Property tax revenue, the county’s leading source of discretionary revenue, is projected to drop by 1.1 percent next fiscal year. That would result in a cumulative loss of $16.4 million, or 12.4 percent, in property tax revenue since the 2007-08 fiscal year.
Knaus told the board Tuesday that property tax revenue is expected to bottom out and begin a slow recovery over the next few years. “But we’re not quite there yet,” he said. “Talking about the economy, it remains delicate, but determined, whereby there are some positive signs that are occurring in the economy.”
Since 2007, the General Fund budget has dropped $17.8 million, or 4.8 percent, and the size of the county workforce is down 15.4 percent to approximately 2,150 filled positions as a result of the hiring freeze.
The staff report noted that revenues are on the rise in some areas.
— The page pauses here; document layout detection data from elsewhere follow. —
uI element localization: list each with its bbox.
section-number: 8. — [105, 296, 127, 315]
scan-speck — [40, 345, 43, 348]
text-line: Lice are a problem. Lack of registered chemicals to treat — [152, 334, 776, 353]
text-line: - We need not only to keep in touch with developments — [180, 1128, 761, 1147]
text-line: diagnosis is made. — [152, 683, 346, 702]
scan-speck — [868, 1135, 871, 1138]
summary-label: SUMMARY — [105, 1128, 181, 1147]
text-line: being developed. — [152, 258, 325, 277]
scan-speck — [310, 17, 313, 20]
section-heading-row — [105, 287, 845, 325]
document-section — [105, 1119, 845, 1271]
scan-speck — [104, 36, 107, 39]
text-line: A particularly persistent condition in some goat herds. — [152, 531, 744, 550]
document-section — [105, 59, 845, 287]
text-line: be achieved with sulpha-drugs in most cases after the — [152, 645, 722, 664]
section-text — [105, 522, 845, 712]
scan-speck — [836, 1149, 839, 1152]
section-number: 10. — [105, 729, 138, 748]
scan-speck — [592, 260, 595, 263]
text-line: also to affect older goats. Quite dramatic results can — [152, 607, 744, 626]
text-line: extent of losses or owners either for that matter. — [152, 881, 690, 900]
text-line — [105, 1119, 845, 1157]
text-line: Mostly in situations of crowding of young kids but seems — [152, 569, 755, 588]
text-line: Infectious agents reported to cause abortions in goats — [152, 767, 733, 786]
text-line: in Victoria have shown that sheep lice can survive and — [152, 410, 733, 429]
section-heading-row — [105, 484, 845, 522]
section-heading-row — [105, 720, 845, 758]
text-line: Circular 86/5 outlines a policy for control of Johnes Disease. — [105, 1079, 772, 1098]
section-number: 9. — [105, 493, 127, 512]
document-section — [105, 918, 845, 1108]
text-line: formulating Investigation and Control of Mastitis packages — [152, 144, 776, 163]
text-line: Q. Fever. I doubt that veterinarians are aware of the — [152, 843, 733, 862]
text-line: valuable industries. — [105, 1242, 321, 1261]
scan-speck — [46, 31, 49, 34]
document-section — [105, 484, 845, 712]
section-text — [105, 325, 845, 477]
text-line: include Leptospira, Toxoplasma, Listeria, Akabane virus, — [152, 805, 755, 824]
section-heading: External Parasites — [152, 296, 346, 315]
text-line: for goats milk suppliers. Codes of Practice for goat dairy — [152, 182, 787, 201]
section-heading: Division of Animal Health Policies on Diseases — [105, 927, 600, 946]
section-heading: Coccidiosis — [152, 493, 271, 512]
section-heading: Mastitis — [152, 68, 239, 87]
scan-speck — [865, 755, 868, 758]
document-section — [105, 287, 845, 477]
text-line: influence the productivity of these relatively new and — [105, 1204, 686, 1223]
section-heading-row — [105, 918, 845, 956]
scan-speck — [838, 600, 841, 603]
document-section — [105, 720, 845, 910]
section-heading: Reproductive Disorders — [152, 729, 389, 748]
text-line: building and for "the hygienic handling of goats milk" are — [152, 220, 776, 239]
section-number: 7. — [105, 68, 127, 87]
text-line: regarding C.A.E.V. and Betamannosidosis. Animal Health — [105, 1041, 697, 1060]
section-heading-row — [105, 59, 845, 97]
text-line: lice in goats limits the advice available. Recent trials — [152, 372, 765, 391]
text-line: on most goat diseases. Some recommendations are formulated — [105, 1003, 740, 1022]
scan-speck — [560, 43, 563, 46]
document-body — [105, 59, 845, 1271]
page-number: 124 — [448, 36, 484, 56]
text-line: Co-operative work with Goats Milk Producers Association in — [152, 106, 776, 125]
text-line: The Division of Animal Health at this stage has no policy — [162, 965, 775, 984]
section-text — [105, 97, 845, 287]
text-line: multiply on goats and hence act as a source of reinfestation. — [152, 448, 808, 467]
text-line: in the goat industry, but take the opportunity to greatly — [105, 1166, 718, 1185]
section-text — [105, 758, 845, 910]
The county, for example, anticipates a $4.0 million increase in Public Safety Sales Tax revenue during 2012-13.
The proposed budget includes funding for several capital projects, including Applegate sewer improvements, Dry Creek Park and a new animal shelter in Auburn.
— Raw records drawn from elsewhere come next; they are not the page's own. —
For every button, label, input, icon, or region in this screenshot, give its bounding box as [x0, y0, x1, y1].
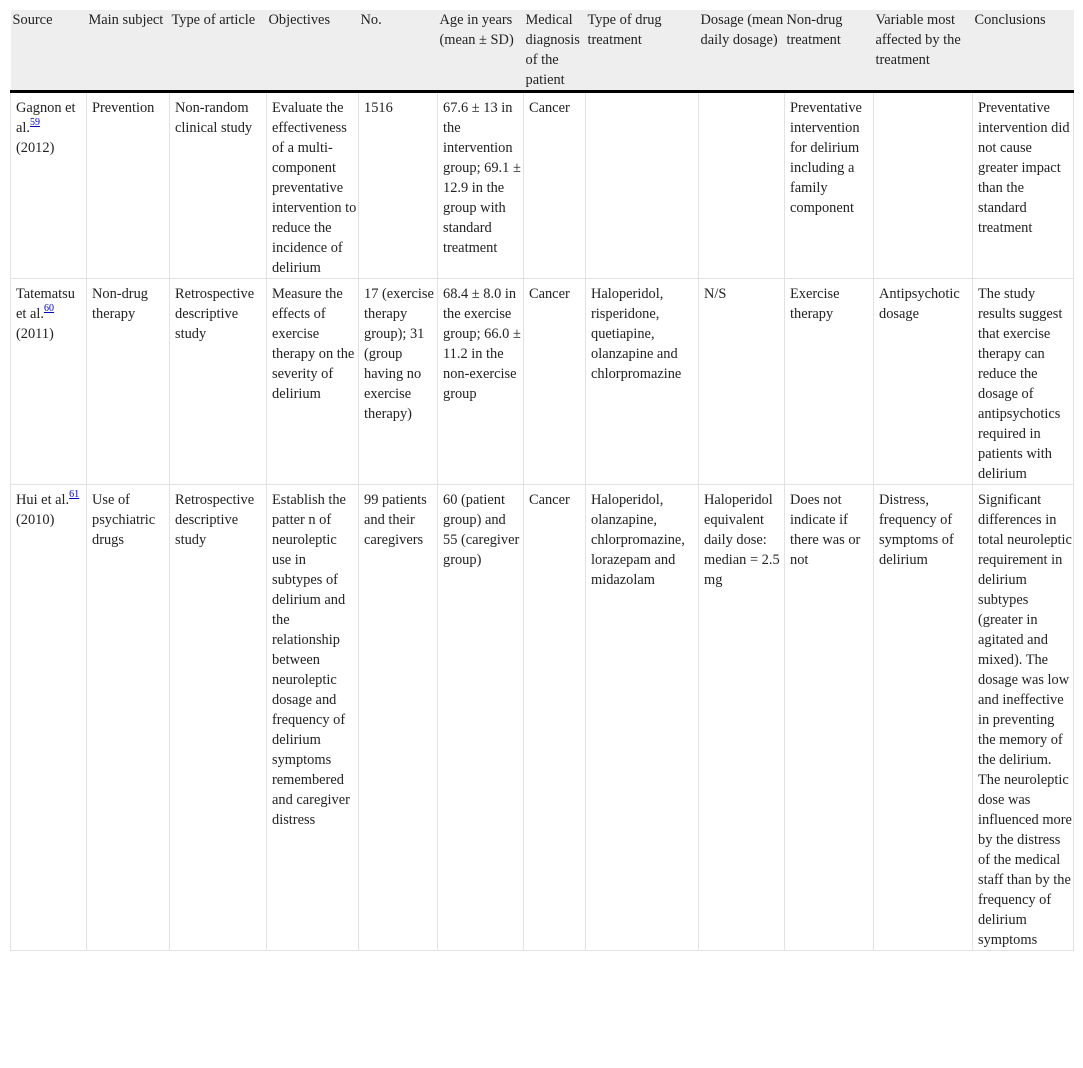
cell-source [11, 485, 87, 951]
cell-main-subject: Use of psychiatric drugs [87, 485, 170, 951]
cell-main-subject: Non-drug therapy [87, 279, 170, 485]
header-conclusions: Conclusions [973, 10, 1074, 92]
cell-age: 68.4 ± 8.0 in the exercise group; 66.0 ± 11.2 in the non-exercise group [438, 279, 524, 485]
studies-table [10, 10, 1074, 951]
header-age: Age in years (mean ± SD) [438, 10, 524, 92]
cell-drug-treatment: Haloperidol, olanzapine, chlorpromazine, lorazepam and midazolam [586, 485, 699, 951]
cell-source [11, 92, 87, 279]
header-article-type: Type of article [170, 10, 267, 92]
header-drug-treatment: Type of drug treatment [586, 10, 699, 92]
cell-drug-treatment [586, 92, 699, 279]
table-header [11, 10, 1074, 92]
cell-number: 17 (exercise therapy group); 31 (group having no exercise therapy) [359, 279, 438, 485]
cell-article-type: Non-random clinical study [170, 92, 267, 279]
cell-dosage [699, 92, 785, 279]
cell-number: 1516 [359, 92, 438, 279]
cell-dosage: Haloperidol equivalent daily dose: median = 2.5 mg [699, 485, 785, 951]
header-objectives: Objectives [267, 10, 359, 92]
source-author: Gagnon et al. [16, 100, 76, 136]
cell-article-type: Retrospective descriptive study [170, 279, 267, 485]
cell-objectives: Evaluate the effectiveness of a multi-component preventative intervention to reduce the incidence of delirium [267, 92, 359, 279]
cell-conclusions: The study results suggest that exercise therapy can reduce the dosage of antipsychotics required in patients with delirium [973, 279, 1074, 485]
cell-age: 60 (patient group) and 55 (caregiver group) [438, 485, 524, 951]
cell-non-drug-treatment: Exercise therapy [785, 279, 874, 485]
cell-diagnosis: Cancer [524, 92, 586, 279]
source-year: (2010) [16, 512, 55, 528]
source-year: (2012) [16, 140, 55, 156]
header-row [11, 10, 1074, 92]
source-author: Tatematsu et al. [16, 286, 75, 322]
header-diagnosis: Medical diagnosis of the patient [524, 10, 586, 92]
cell-conclusions: Preventative intervention did not cause greater impact than the standard treatment [973, 92, 1074, 279]
cell-non-drug-treatment: Does not indicate if there was or not [785, 485, 874, 951]
cell-dosage: N/S [699, 279, 785, 485]
header-number: No. [359, 10, 438, 92]
cell-objectives: Establish the patter n of neuroleptic use in subtypes of delirium and the relationship between neuroleptic dosage and frequency of delirium symptoms remembered and caregiver distress [267, 485, 359, 951]
cell-number: 99 patients and their caregivers [359, 485, 438, 951]
reference-link[interactable]: 61 [69, 489, 80, 500]
table-body [11, 92, 1074, 951]
cell-article-type: Retrospective descriptive study [170, 485, 267, 951]
cell-variable: Distress, frequency of symptoms of delirium [874, 485, 973, 951]
reference-link[interactable]: 60 [43, 303, 54, 314]
header-variable: Variable most affected by the treatment [874, 10, 973, 92]
cell-diagnosis: Cancer [524, 279, 586, 485]
cell-conclusions: Significant differences in total neuroleptic requirement in delirium subtypes (greater in agitated and mixed). The dosage was low and ineffective in preventing the memory of the delirium. The neuroleptic dose was influenced more by the distress of the medical staff than by the frequency of delirium symptoms [973, 485, 1074, 951]
header-non-drug-treatment: Non-drug treatment [785, 10, 874, 92]
cell-source [11, 279, 87, 485]
cell-diagnosis: Cancer [524, 485, 586, 951]
header-source: Source [11, 10, 87, 92]
source-author: Hui et al. [16, 492, 70, 508]
table-row [11, 485, 1074, 951]
table-row [11, 92, 1074, 279]
cell-variable: Antipsychotic dosage [874, 279, 973, 485]
table-row [11, 279, 1074, 485]
cell-variable [874, 92, 973, 279]
cell-drug-treatment: Haloperidol, risperidone, quetiapine, olanzapine and chlorpromazine [586, 279, 699, 485]
cell-objectives: Measure the effects of exercise therapy on the severity of delirium [267, 279, 359, 485]
header-main-subject: Main subject [87, 10, 170, 92]
header-dosage: Dosage (mean daily dosage) [699, 10, 785, 92]
reference-link[interactable]: 59 [29, 117, 40, 128]
cell-non-drug-treatment: Preventative intervention for delirium including a family component [785, 92, 874, 279]
cell-age: 67.6 ± 13 in the intervention group; 69.1 ± 12.9 in the group with standard treatment [438, 92, 524, 279]
cell-main-subject: Prevention [87, 92, 170, 279]
source-year: (2011) [16, 326, 54, 342]
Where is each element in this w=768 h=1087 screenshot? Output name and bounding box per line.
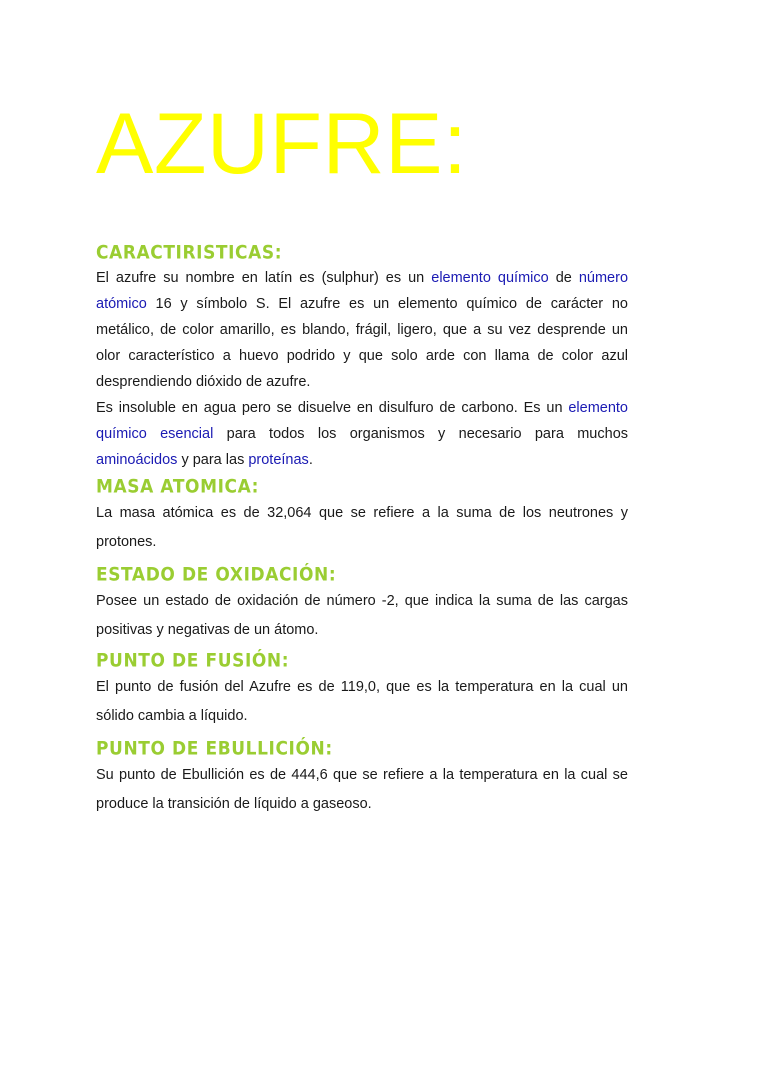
paragraph-caracteristicas-1 [96, 265, 628, 395]
text-segment: El azufre su nombre en latín es (sulphur) es un [96, 270, 432, 286]
text-segment: Es insoluble en agua pero se disuelve en disulfuro de carbono. Es un [96, 400, 569, 416]
paragraph-caracteristicas-2 [96, 395, 628, 473]
text-segment: y para las [177, 452, 249, 468]
paragraph-punto-fusion: El punto de fusión del Azufre es de 119,0, que es la temperatura en la cual un sólido cambia a líquido. [96, 679, 628, 724]
document-title: AZUFRE: [96, 96, 468, 192]
heading-punto-fusion: PUNTO DE FUSIÓN: [96, 649, 290, 672]
text-segment: de [548, 270, 579, 286]
text-segment: 16 y símbolo S. El azufre es un elemento químico de carácter no metálico, de color amarillo, es blando, frágil, ligero, que a su vez desprende un olor característico a huevo podrido y que solo arde con llama de color azul desprendiendo dióxido de azufre. [96, 296, 628, 390]
link-numero-atomico[interactable]: número atómico [96, 270, 629, 312]
paragraph-estado-oxidacion: Posee un estado de oxidación de número -2, que indica la suma de las cargas positivas y negativas de un átomo. [96, 593, 628, 638]
text-segment: para todos los organismos y necesario para muchos [213, 426, 629, 442]
heading-estado-oxidacion: ESTADO DE OXIDACIÓN: [96, 563, 337, 586]
link-elemento-quimico[interactable]: elemento químico [431, 270, 549, 286]
document-page [96, 96, 628, 819]
text-segment: . [308, 452, 313, 468]
link-proteinas[interactable]: proteínas [248, 452, 309, 468]
heading-punto-ebullicion: PUNTO DE EBULLICIÓN: [96, 737, 333, 760]
paragraph-masa-atomica: La masa atómica es de 32,064 que se refiere a la suma de los neutrones y protones. [96, 505, 628, 550]
heading-caracteristicas: CARACTIRISTICAS: [96, 241, 283, 264]
link-aminoacidos[interactable]: aminoácidos [96, 452, 178, 468]
heading-masa-atomica: MASA ATOMICA: [96, 475, 260, 498]
link-elemento-quimico-esencial[interactable]: elemento químico esencial [96, 400, 628, 442]
paragraph-punto-ebullicion: Su punto de Ebullición es de 444,6 que se refiere a la temperatura en la cual se produce la transición de líquido a gaseoso. [96, 767, 628, 812]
During Tuesday’s meeting, the board also voted unanimously to approve contracts with organizations and private providers that deliver state-mandated mental health services to approximately 600 children and adults in Placer County annually.
In a report to the board, the Health and Human Services Department noted the county provides psychiatry, counseling, crisis-intervention, social skills training and other mental health services to both adults and children in community, clinic and residential settings.
"To meet this mandate, Placer County employs a nationally recognized model that utilizes a network of private counselors, therapists and psychologists to maximize the availability of necessary specialty services while limiting the need for more costly hospitalization and residential care whenever possible," explained Director Richard S. Knecht of the Children’s System of Care in his report.
Under the umbrella contracts, the county will provide:
- Up to $550,000 to group homes for specialized mental health services and
- Up to $470,000 to private providers of outpatient mental health services.
Federal and state funding will cover nearly 85 percent of the costs for these mandated services. This year's agreements are less costly than prior years, due to improving prevention programs in the county and to more effective partnerships with community agencies.
At Tuesday’s meeting, the board also received an update on proposed state legislation that could impact Placer County. County staff currently is monitoring about 30 bills in consultation with Peterson Consulting, the company that serves as the county’s advocate in Sacramento.
Many of the bills being tracked by Placer County deal with the dissolution of redevelopment agencies, public safety realignment and pension reform.